Tolle Protagonisten in dröger Handlung

Jasmina ist der nicht-so-heimliche Star der Serie
Foto: RTL
Vier Jahre ist es her, dass Danni Lowinski in der gleichnamigen Sat.1-Serie an einem Klapptisch gesessen und ihre Rechtsberatung für einen Euro pro Minute angeboten hat. Mit Hannes Beck gibt es nun wieder einen Anwalt, der für das Recht der kleinen Leute kämpft. Immerhin hat er es leichter als Danni: Durch Ehefrau und Studium kennt er bereits einige seiner neuen Kollegen und muss auch nicht um Mandanten kämpfen, da sie ihm vom Gericht zugeteilt werden. Dabei hat er stets großes Glück, denn seine Klienten sind grundsätzlich entweder unschuldig oder waren nicht in vollem Umfang am Verbrechen beteiligt. So gewinnt der Berufseinsteiger einen Fall nach dem anderen. Schön für ihn, langweilig für den Zuschauer, da die Folgen dadurch nicht wirklich spannend sind. Interessant sind lediglich Becks und Jasminas unorthodoxe Methoden, den Tathergang zu rekonstruieren. Die letztendliche Aufklärung ist dann nur eine Formsache, da bereits zu Beginn klar ist, dass der Mandant sowieso auf freiem Fuß bleibt.
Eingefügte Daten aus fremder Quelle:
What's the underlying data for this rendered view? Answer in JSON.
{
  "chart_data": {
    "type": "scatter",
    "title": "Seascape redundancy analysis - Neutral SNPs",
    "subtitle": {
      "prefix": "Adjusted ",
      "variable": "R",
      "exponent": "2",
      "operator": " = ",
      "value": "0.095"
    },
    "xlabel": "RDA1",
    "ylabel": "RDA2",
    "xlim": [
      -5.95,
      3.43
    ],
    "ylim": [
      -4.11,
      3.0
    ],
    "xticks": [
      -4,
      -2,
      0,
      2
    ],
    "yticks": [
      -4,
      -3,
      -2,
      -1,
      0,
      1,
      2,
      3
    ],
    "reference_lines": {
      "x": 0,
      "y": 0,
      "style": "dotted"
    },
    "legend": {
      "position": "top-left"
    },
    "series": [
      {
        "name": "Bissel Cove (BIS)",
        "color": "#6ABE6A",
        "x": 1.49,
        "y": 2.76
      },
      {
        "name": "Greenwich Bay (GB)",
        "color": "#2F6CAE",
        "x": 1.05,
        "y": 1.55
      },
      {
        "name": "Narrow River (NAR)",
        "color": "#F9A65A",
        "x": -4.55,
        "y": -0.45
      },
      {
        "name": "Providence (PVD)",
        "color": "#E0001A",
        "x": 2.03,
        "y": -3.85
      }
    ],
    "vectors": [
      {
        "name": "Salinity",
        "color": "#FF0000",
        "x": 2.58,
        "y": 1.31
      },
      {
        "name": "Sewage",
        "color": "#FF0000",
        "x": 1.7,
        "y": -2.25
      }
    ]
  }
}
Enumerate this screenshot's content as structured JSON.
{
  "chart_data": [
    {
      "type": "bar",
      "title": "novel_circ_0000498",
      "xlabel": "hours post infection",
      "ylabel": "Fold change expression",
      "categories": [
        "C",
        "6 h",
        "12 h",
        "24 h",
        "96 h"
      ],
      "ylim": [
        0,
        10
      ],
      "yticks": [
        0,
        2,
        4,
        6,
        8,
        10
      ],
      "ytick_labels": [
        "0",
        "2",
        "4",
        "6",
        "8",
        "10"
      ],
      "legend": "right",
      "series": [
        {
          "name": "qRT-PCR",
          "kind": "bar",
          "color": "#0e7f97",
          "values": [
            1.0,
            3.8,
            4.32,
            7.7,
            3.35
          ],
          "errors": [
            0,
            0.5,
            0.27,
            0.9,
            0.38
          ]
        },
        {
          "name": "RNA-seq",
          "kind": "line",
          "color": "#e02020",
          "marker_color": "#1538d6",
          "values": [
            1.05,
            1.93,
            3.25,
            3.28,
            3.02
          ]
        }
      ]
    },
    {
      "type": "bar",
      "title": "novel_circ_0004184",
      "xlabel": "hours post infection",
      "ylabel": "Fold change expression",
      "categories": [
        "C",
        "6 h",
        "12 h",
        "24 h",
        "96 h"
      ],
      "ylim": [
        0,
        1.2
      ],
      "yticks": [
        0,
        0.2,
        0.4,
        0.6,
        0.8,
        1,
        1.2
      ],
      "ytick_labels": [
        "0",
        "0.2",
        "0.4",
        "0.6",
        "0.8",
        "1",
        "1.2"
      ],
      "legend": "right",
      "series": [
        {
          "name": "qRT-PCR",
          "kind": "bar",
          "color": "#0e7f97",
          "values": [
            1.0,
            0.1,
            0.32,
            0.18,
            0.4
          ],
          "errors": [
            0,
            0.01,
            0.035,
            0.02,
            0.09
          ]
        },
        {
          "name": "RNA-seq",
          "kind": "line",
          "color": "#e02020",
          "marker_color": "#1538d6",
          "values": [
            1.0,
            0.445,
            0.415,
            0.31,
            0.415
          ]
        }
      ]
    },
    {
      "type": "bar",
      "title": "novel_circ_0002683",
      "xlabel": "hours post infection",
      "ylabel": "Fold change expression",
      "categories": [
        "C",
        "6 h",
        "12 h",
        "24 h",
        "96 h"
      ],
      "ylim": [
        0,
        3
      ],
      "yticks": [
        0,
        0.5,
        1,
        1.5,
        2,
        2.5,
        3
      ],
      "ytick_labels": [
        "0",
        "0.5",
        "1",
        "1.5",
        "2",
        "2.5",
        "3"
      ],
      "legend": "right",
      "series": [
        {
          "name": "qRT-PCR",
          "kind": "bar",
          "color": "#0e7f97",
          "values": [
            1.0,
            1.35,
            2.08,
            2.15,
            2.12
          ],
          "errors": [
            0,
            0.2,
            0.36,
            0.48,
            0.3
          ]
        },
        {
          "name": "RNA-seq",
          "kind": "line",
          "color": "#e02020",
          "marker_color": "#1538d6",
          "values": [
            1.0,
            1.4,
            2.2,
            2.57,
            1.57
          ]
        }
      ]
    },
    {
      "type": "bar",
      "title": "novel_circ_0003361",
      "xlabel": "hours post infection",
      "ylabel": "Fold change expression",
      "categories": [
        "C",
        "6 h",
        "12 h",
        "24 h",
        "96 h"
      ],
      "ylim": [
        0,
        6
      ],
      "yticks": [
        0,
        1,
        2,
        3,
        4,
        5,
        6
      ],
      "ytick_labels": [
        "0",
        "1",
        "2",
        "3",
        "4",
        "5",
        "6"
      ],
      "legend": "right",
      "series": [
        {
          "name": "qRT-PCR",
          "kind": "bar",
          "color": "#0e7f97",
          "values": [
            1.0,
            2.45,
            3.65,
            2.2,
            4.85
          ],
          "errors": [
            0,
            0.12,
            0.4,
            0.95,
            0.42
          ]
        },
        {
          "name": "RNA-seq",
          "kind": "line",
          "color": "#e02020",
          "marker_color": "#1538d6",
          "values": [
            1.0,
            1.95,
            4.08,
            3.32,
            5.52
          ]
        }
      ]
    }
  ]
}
Das ist besonders schade, da Hannes Pflichtverteidiger im Bereich Strafrecht ist und damit die schweren Verbrechen wie Mord, Totschlag und Entführung betreut. Es gäbe dementsprechend viele Möglichkeiten, wie die Fälle ausgehen könnten, leider werden sie verschenkt. Während es bei den Fällen noch hapert, ist die persönliche Geschichte des Protagonisten deutlich interessanter.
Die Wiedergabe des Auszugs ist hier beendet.